To emphasize the significance of this, for example, the example file original.pdf (above) was cleaned by SR—resulting in cleaned.pdf—in a mere 7 seconds! In comparison, there’s very little I could’ve accomplished manually in 7 seconds to clean original.pdf of garbage text.

If anyone out there knows how to get in touch with the creator of SuperReplace, Guoniu Han, who resided in France when SR was available for sale, please let me know. You will be doing the world a great favor if I can contact him and convince him to rewrite SR for Mac OS X, Windows and Linux. There is still nothing that equals this decade-old utility!

October 14, 2008 Update—

I was able to actually find and exchange messages with the creator of SuperReplace, Dr. Han. He is working hard as a professor of mathematics in France, has switched over to Windows, and with two young daughters, doesn’t have any time or energy to be able to update SR any further.

However, I was very pleased that I was able to find him in order to thank him for his great contribution and to inform him that I was still making daily—and critical—use of his incredibly useful software.

A personal note: my daughter is now working for an architecture firm in Paris, not too far from Dr. Han. Perhaps someday I’ll be able to thank him in person.

result

This SR result dialog box shows
that SR cleaned the text file “original,” as above, finding
26,588
sequential situations or “Occurrences” (misspelled) that
I’ve asked it to search for and modify, in a mere 7 seconds—
3,798 situations per second—
much faster than I could manually
do anything close to this!

“Pre-cleaning” with QuicKeys and Mariner

Many situations occur frequently enough that I find it convenient to clean them up immediately using the macro utility QuicKeys to have my word processor Mariner Write perform a sequence of steps automatically—by typing a single keystroke.

Download examples demonstrating the difference between the text as copied from the original webpage and what I am instantly able to accomplish using QuicKeys.
 

Original “Uncleaned” Files

You may notice files similar to the others in the text archives (in the “original text examples” folder) but with the suffix “.0” (before the .txt suffix): e.g., 11.txt and 11.0.txt. The .0 files contain the original text as copied from the original article’s Web page.
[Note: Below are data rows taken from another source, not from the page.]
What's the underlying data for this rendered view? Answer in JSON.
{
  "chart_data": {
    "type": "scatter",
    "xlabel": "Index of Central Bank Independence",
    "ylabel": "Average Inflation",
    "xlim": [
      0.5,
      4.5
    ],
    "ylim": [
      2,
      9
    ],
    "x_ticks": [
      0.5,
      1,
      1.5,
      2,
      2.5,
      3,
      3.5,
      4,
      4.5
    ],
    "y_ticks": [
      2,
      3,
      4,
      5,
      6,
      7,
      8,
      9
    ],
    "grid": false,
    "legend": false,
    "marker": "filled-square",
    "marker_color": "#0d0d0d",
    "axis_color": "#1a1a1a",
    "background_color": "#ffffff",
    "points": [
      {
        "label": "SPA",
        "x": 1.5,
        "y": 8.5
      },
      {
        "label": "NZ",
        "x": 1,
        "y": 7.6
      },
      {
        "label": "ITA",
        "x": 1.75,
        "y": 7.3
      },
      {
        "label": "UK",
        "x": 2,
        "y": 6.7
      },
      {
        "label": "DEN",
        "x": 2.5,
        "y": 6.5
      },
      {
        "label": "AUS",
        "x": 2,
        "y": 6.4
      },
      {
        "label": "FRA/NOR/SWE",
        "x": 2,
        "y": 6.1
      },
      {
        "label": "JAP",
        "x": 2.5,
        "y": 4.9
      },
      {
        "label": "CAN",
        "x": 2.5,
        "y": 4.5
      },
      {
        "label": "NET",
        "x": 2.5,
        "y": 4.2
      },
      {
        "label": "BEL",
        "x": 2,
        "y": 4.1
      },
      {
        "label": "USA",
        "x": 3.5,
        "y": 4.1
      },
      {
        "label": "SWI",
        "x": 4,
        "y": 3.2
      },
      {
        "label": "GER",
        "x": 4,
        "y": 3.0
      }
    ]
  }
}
I have retained a sample of these over the years for comparison purposes.

Files with the suffix .0notes contain added notations to point out situations that may not be visibly obvious, such as ''[2 apostrophes].

As of late 2008, I have placed these original text files in a separate folder (in addition to the “all” and “highlights” folders) entitled “original text examples” or “original raw text examples.”
 

Cleaned Text Files on this Site

The cleaned text files I’ve created for myself are thus of much greater value than it may first appear, since they represent the ideal format for my personal archive of articles.

As mentioned elsewhere, if you’re not convinced of the time and effort that using SuperReplace has saved me, try using one day’s spreadsheet to view, copy the text yourself from the full day’s collection of articles. Clean the text manually of garbage text and save the cleaned text as a plain text document.

I’ve found that it’s much easier to later trash the files I don’t want to keep than to have to decide immediately, before having more closely read it, whether it’s worth saving a web article as a text file in my personal archive.